La Cage – Brasserie sportive
- Formerly: La cage aux sports (1984–2015)
- Industry: Food service
- Founder: Georges Durst
- Headquarters: Boucherville, Quebec
- Area served: Canada
- Parent: Groupe Sportscene (renamed Groupe Grandio in June 2022)
- Website: cage.ca

= La Cage – Brasserie sportive =

La Cage – Brasserie sportive (known until 2015 as La Cage aux Sports) is a Canadian chain of sports bar restaurants from the province of Quebec. As of 2023, it has 38 locations in Quebec, and one in France.

== History ==
The first "Cage aux sports" was opened in Old Montreal in 1984 by Georges Durst, from Alsace. The name would eventually become "La Cage – Brasserie sportive Cage" in 2015. The restaurant was designed for parties and for families who would come watch hockey on big screens.

Many types of sports were shown, such as Montreal Canadiens hockey, tennis, curling, golf, football (Super Bowl), baseball, UFC, soccer, etc.

In 1989, the first franchise was opened by Jean Bédard in Saint-Hyacinthe. He would then open two more and would become president of the company in 1995. As of 2024, he is still president and the company has 39 locations, with one in Bordeaux, France.

In the 1980s and 1990s, the interiors of La Cage aux Sports bars included many design elements, featuring wood paneling, bright red upholstery, numerous pennants, and various decorative objects such as carousel horses, a British telephone booth, and the large yellow airplane - a signature feature of La Cage aux Sports - suspended from the ceiling, among other things. In the decades following, the company would adopt a more minimalist style. Five restaurants have been fully renovated since 2017, bringing the number of restaurants with the new design to 20. And while the chain still adheres to the “food-beer-sports” formula, it has expanded its offerings under the leadership of Jean Bédard, increasing its beer selection from three to 24 varieties. In the 2010s, it shifted toward a more traditional dining experience, offering menus with greater variety than just chicken and fries.
| La Cage aux Sports |
In March 2020, during the COVID-19 pandemic, the Legault government ordered the closure of all restaurant dining rooms. La Cage opened just 14 restaurants, and only for take-out. Meals were made in a factory in Saint-Jean-Baptiste-de-Rouville, in Montérégie, in which the company invested $500,000 for the renovation work.

== Grocery ==
Like other restaurant chains, La Cage sells its best-selling restaurant dishes in grocery stores.
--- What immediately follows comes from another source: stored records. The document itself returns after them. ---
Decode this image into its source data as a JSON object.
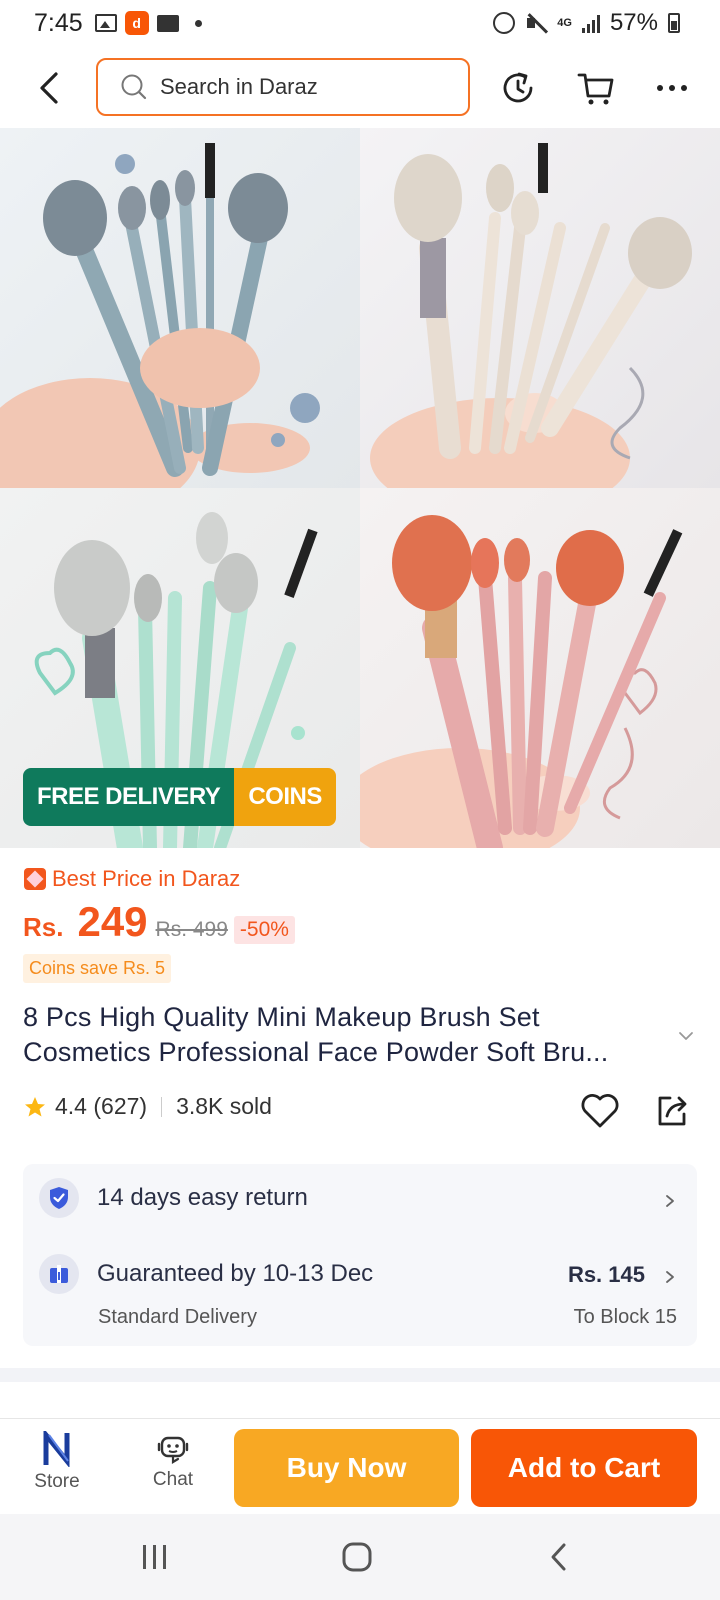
{
  "status_bar": {
    "time": "7:45",
    "network": "4G",
    "battery": "57%"
  },
  "header": {
    "search_placeholder": "Search in Daraz"
  },
  "gallery": {
    "badges": {
      "free_delivery": "FREE DELIVERY",
      "coins": "COINS"
    }
  },
  "price": {
    "best_price_label": "Best Price in Daraz",
    "currency": "Rs.",
    "current": "249",
    "original": "Rs. 499",
    "discount": "-50%",
    "coins_save": "Coins save Rs. 5"
  },
  "product": {
    "title_line1": "8 Pcs High Quality Mini Makeup Brush Set",
    "title_line2": "Cosmetics Professional Face Powder Soft Bru...",
    "rating": "4.4 (627)",
    "sold": "3.8K sold"
  },
  "info": {
    "returns": "14 days easy return",
    "delivery_guarantee": "Guaranteed by 10-13 Dec",
    "delivery_type": "Standard Delivery",
    "delivery_price": "Rs. 145",
    "delivery_location": "To Block 15"
  },
  "bottom_bar": {
    "store_label": "Store",
    "chat_label": "Chat",
    "buy_now": "Buy Now",
    "add_to_cart": "Add to Cart"
  },
  "colors": {
    "accent": "#f85606",
    "buy_now": "#f8a823",
    "free_delivery": "#0f7a5c",
    "coins": "#f0a30e",
    "price": "#f2561d"
  }
}
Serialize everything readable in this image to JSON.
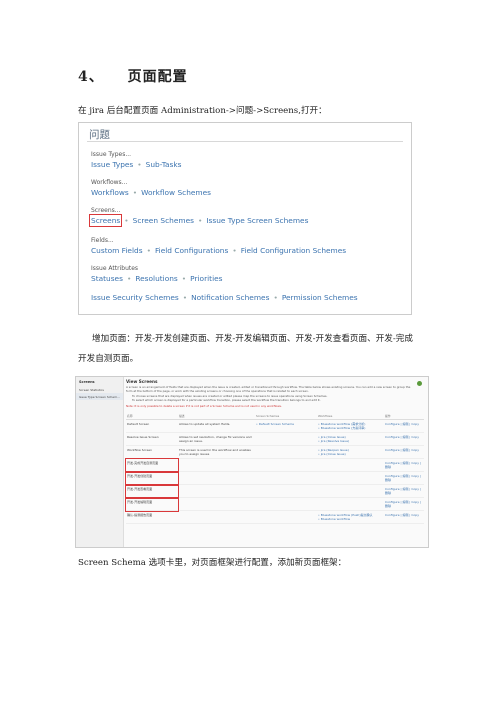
{
  "heading": {
    "number": "4、",
    "title": "页面配置"
  },
  "para1": "在 jira 后台配置页面 Administration->问题->Screens,打开：",
  "panel": {
    "title": "问题",
    "groups": [
      {
        "label": "Issue Types...",
        "links": [
          "Issue Types",
          "Sub-Tasks"
        ]
      },
      {
        "label": "Workflows...",
        "links": [
          "Workflows",
          "Workflow Schemes"
        ]
      },
      {
        "label": "Screens...",
        "links": [
          "Screens",
          "Screen Schemes",
          "Issue Type Screen Schemes"
        ]
      },
      {
        "label": "Fields...",
        "links": [
          "Custom Fields",
          "Field Configurations",
          "Field Configuration Schemes"
        ]
      },
      {
        "label": "Issue Attributes",
        "links": [
          "Statuses",
          "Resolutions",
          "Priorities"
        ]
      },
      {
        "label": "",
        "links": [
          "Issue Security Schemes",
          "Notification Schemes",
          "Permission Schemes"
        ]
      }
    ],
    "separator": "•"
  },
  "para2_line1": "增加页面：开发-开发创建页面、开发-开发编辑页面、开发-开发查看页面、开发-完成",
  "para2_line2": "开发自测页面。",
  "shot": {
    "sidebar_header": "Screens",
    "sidebar_items": [
      "Screen Statistics",
      "Issue Type Screen Schem..."
    ],
    "title": "View Screens",
    "description": "A screen is an arrangement of fields that are displayed when the issue is created, edited or transitioned through workflow. The table below shows existing screens. You can add a new screen to group the form at the bottom of the page, or work with the existing screens or choosing one of the operations that is related to each screen.",
    "bullet1": "To choose screens that are displayed when issues are created or edited please map the screens to issue operations using Screen Schemes.",
    "bullet2": "To select which screen is displayed for a particular workflow transition, please select the workflow the transition belongs to and edit it.",
    "note": "Note: It is only possible to delete a screen if it is not part of a Screen Scheme and is not used in any workflows.",
    "columns": [
      "名称",
      "描述",
      "Screen Schemes",
      "Workflows",
      "操作"
    ],
    "rows": [
      {
        "name": "Default Screen",
        "desc": "Allows to update all system fields.",
        "schemes": "• Default Screen Scheme",
        "workflows": "• Bluestone workflow (需求分析)\n• Bluestone workflow (方案评审)",
        "ops": "Configure | 编辑 | Copy"
      },
      {
        "name": "Resolve Issue Screen",
        "desc": "Allows to set resolution, change fix versions and assign an issue.",
        "schemes": "",
        "workflows": "• jira (Close Issue)\n• jira (Resolve Issue)",
        "ops": "Configure | 编辑 | Copy"
      },
      {
        "name": "Workflow Screen",
        "desc": "This screen is used in the workflow and enables you to assign issues",
        "schemes": "",
        "workflows": "• jira (Reopen Issue)\n• jira (Close Issue)",
        "ops": "Configure | 编辑 | Copy"
      },
      {
        "name": "开发-完成开发自测页面",
        "desc": "",
        "schemes": "",
        "workflows": "",
        "ops": "Configure | 编辑 | Copy | 删除",
        "red": true
      },
      {
        "name": "开发-开发创建页面",
        "desc": "",
        "schemes": "",
        "workflows": "",
        "ops": "Configure | 编辑 | Copy | 删除",
        "red": true
      },
      {
        "name": "开发-开发查看页面",
        "desc": "",
        "schemes": "",
        "workflows": "",
        "ops": "Configure | 编辑 | Copy | 删除",
        "red": true
      },
      {
        "name": "开发-开发编辑页面",
        "desc": "",
        "schemes": "",
        "workflows": "",
        "ops": "Configure | 编辑 | Copy | 删除",
        "red": true
      },
      {
        "name": "确认-提测报告页面",
        "desc": "",
        "schemes": "",
        "workflows": "• Bluestone workflow (Push)提交确认\n• Bluestone workflow",
        "ops": "Configure | 编辑 | Copy"
      }
    ]
  },
  "para3": "Screen Schema 选项卡里，对页面框架进行配置，添加新页面框架："
}
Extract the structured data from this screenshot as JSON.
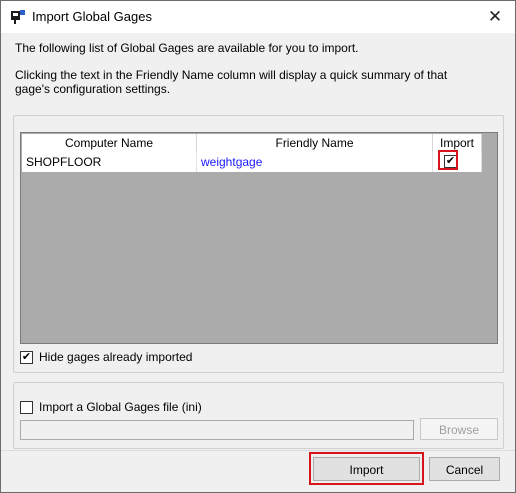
{
  "window": {
    "title": "Import Global Gages",
    "close_glyph": "✕"
  },
  "intro": {
    "line1": "The following list of Global Gages are available for you to import.",
    "line2": "Clicking the text in the Friendly Name column will display a quick summary of that gage's configuration settings."
  },
  "grid": {
    "columns": [
      "Computer Name",
      "Friendly Name",
      "Import"
    ],
    "rows": [
      {
        "computer_name": "SHOPFLOOR",
        "friendly_name": "weightgage",
        "import_checked": true,
        "check_glyph": "✔"
      }
    ],
    "link_color": "#1a1aff"
  },
  "options": {
    "hide_imported_label": "Hide gages already imported",
    "hide_imported_checked": true,
    "hide_check_glyph": "✔",
    "ini_import_label": "Import a Global Gages file (ini)",
    "ini_import_checked": false,
    "ini_path_value": ""
  },
  "buttons": {
    "browse": "Browse",
    "import": "Import",
    "cancel": "Cancel"
  },
  "colors": {
    "highlight": "#d8141b",
    "grid_background": "#ababab"
  }
}
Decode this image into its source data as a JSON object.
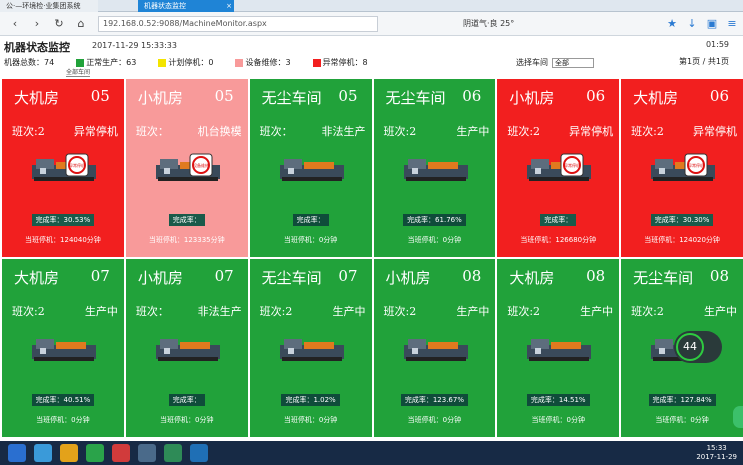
{
  "browser": {
    "tab1": "公·—环境检·业集团系统",
    "tab2": "机器状态监控",
    "url": "192.168.0.52:9088/MachineMonitor.aspx",
    "weather": "阴道气·良 25°",
    "close_glyph": "×"
  },
  "header": {
    "title": "机器状态监控",
    "datetime": "2017-11-29 15:33:33",
    "clock": "01:59",
    "page_info": "第1页 / 共1页",
    "region_label": "选择车间",
    "region_value": "全部",
    "sub_link": "全部车间"
  },
  "stats": {
    "total": "机器总数：74",
    "normal": "正常生产：63",
    "plan_stop": "计划停机：0",
    "maintenance": "设备维修：3",
    "abnormal": "异常停机：8"
  },
  "colors": {
    "normal": "#21a23a",
    "plan_stop": "#f3e400",
    "maintenance": "#f89a9a",
    "abnormal": "#f21f1f"
  },
  "machines": [
    {
      "name": "大机房",
      "no": "05",
      "shift": "班次:2",
      "status": "异常停机",
      "color": "red",
      "rate": "完成率：30.53%",
      "stop": "当班停机：124040分钟",
      "badge": "异常停机"
    },
    {
      "name": "小机房",
      "no": "05",
      "shift": "班次：",
      "status": "机台换模",
      "color": "pink",
      "rate": "完成率：",
      "stop": "当班停机：123335分钟",
      "badge": "设备维修"
    },
    {
      "name": "无尘车间",
      "no": "05",
      "shift": "班次：",
      "status": "非法生产",
      "color": "green",
      "rate": "完成率：",
      "stop": "当班停机：0分钟",
      "badge": ""
    },
    {
      "name": "无尘车间",
      "no": "06",
      "shift": "班次:2",
      "status": "生产中",
      "color": "green",
      "rate": "完成率：61.76%",
      "stop": "当班停机：0分钟",
      "badge": ""
    },
    {
      "name": "小机房",
      "no": "06",
      "shift": "班次:2",
      "status": "异常停机",
      "color": "red",
      "rate": "完成率：",
      "stop": "当班停机：126680分钟",
      "badge": "异常停机"
    },
    {
      "name": "大机房",
      "no": "06",
      "shift": "班次:2",
      "status": "异常停机",
      "color": "red",
      "rate": "完成率：30.30%",
      "stop": "当班停机：124020分钟",
      "badge": "异常停机"
    },
    {
      "name": "大机房",
      "no": "07",
      "shift": "班次:2",
      "status": "生产中",
      "color": "green",
      "rate": "完成率：40.51%",
      "stop": "当班停机：0分钟",
      "badge": ""
    },
    {
      "name": "小机房",
      "no": "07",
      "shift": "班次：",
      "status": "非法生产",
      "color": "green",
      "rate": "完成率：",
      "stop": "当班停机：0分钟",
      "badge": ""
    },
    {
      "name": "无尘车间",
      "no": "07",
      "shift": "班次:2",
      "status": "生产中",
      "color": "green",
      "rate": "完成率：1.02%",
      "stop": "当班停机：0分钟",
      "badge": ""
    },
    {
      "name": "小机房",
      "no": "08",
      "shift": "班次:2",
      "status": "生产中",
      "color": "green",
      "rate": "完成率：123.67%",
      "stop": "当班停机：0分钟",
      "badge": ""
    },
    {
      "name": "大机房",
      "no": "08",
      "shift": "班次:2",
      "status": "生产中",
      "color": "green",
      "rate": "完成率：14.51%",
      "stop": "当班停机：0分钟",
      "badge": ""
    },
    {
      "name": "无尘车间",
      "no": "08",
      "shift": "班次:2",
      "status": "生产中",
      "color": "green",
      "rate": "完成率：127.84%",
      "stop": "当班停机：0分钟",
      "badge": ""
    }
  ],
  "widget": {
    "value": "44"
  },
  "taskbar": {
    "time": "15:33",
    "date": "2017-11-29"
  }
}
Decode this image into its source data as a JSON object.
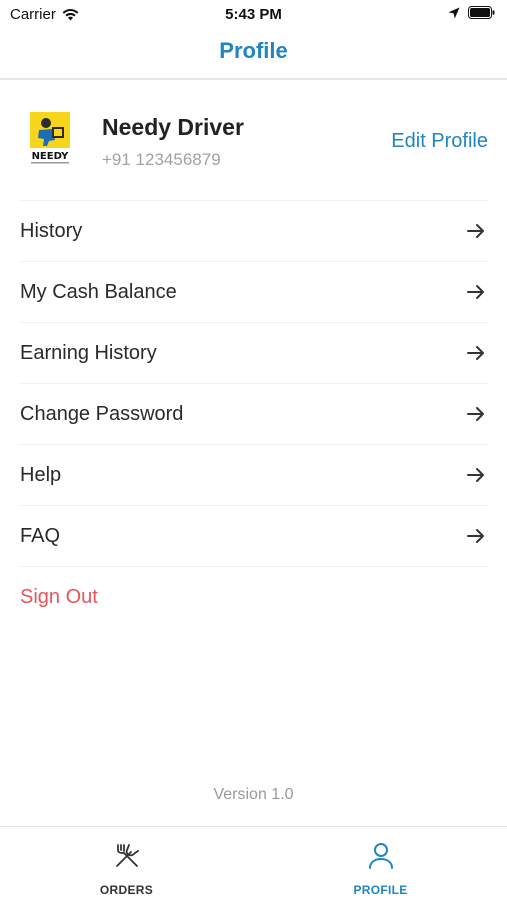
{
  "status_bar": {
    "carrier": "Carrier",
    "time": "5:43 PM"
  },
  "nav": {
    "title": "Profile"
  },
  "profile": {
    "name": "Needy Driver",
    "phone": "+91 123456879",
    "edit_label": "Edit Profile",
    "logo_text": "NEEDY"
  },
  "menu": {
    "items": [
      {
        "label": "History",
        "icon": "arrow-right-icon"
      },
      {
        "label": "My Cash Balance",
        "icon": "arrow-right-icon"
      },
      {
        "label": "Earning History",
        "icon": "arrow-right-icon"
      },
      {
        "label": "Change Password",
        "icon": "arrow-right-icon"
      },
      {
        "label": "Help",
        "icon": "arrow-right-icon"
      },
      {
        "label": "FAQ",
        "icon": "arrow-right-icon"
      }
    ],
    "sign_out": "Sign Out"
  },
  "version": "Version 1.0",
  "tabs": [
    {
      "label": "ORDERS",
      "icon": "fork-knife-icon",
      "active": false
    },
    {
      "label": "PROFILE",
      "icon": "person-icon",
      "active": true
    }
  ],
  "colors": {
    "accent": "#1f86c1",
    "danger": "#e5555b",
    "muted": "#a2a2a2"
  }
}
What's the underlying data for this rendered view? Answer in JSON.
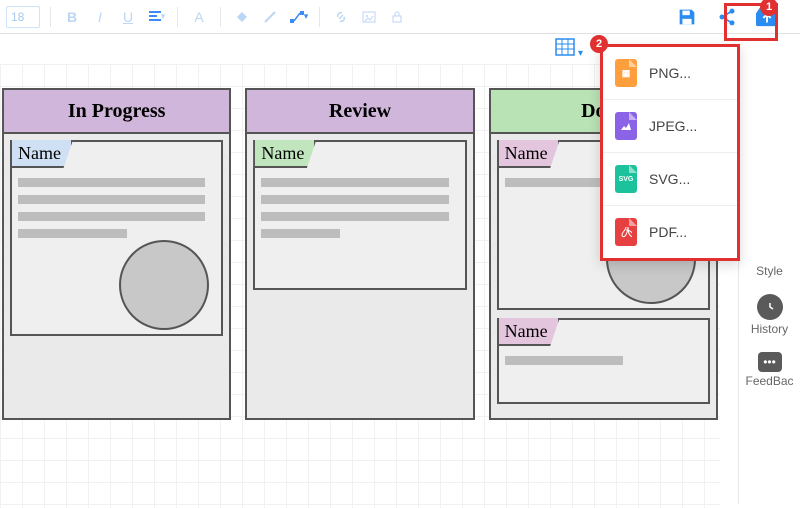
{
  "toolbar": {
    "font_size": "18",
    "bold": "B",
    "italic": "I",
    "underline": "U"
  },
  "board": {
    "columns": [
      {
        "title": "In Progress",
        "header_color": "purple",
        "cards": [
          {
            "tag": "Name",
            "tag_color": "blue-tag",
            "lines": 4,
            "circle": true
          }
        ]
      },
      {
        "title": "Review",
        "header_color": "purple",
        "cards": [
          {
            "tag": "Name",
            "tag_color": "green-tag",
            "lines": 4,
            "circle": false
          }
        ]
      },
      {
        "title": "Done",
        "header_color": "green-h",
        "cards": [
          {
            "tag": "Name",
            "tag_color": "pink-tag",
            "lines": 1,
            "circle": true
          },
          {
            "tag": "Name",
            "tag_color": "pink-tag",
            "lines": 1,
            "circle": false
          }
        ]
      }
    ]
  },
  "export_menu": {
    "items": [
      {
        "label": "PNG...",
        "icon": "png"
      },
      {
        "label": "JPEG...",
        "icon": "jpeg"
      },
      {
        "label": "SVG...",
        "icon": "svg"
      },
      {
        "label": "PDF...",
        "icon": "pdf"
      }
    ]
  },
  "sidebar": {
    "style": "Style",
    "history": "History",
    "feedback": "FeedBac"
  },
  "annotations": {
    "badge1": "1",
    "badge2": "2"
  }
}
Beginning in 1993, La Cage's chicken wings and ribs were available in the frozen aisle at the supermarket. In 2019, the company embarked on a three-year program to increase grocery sales. It began selling condiments (spices, dressings, sauces, mayonnaises), burger patties, and drinks (beer, cider). In 2020, during the COVID-19 pandemic, grocery sales doubled.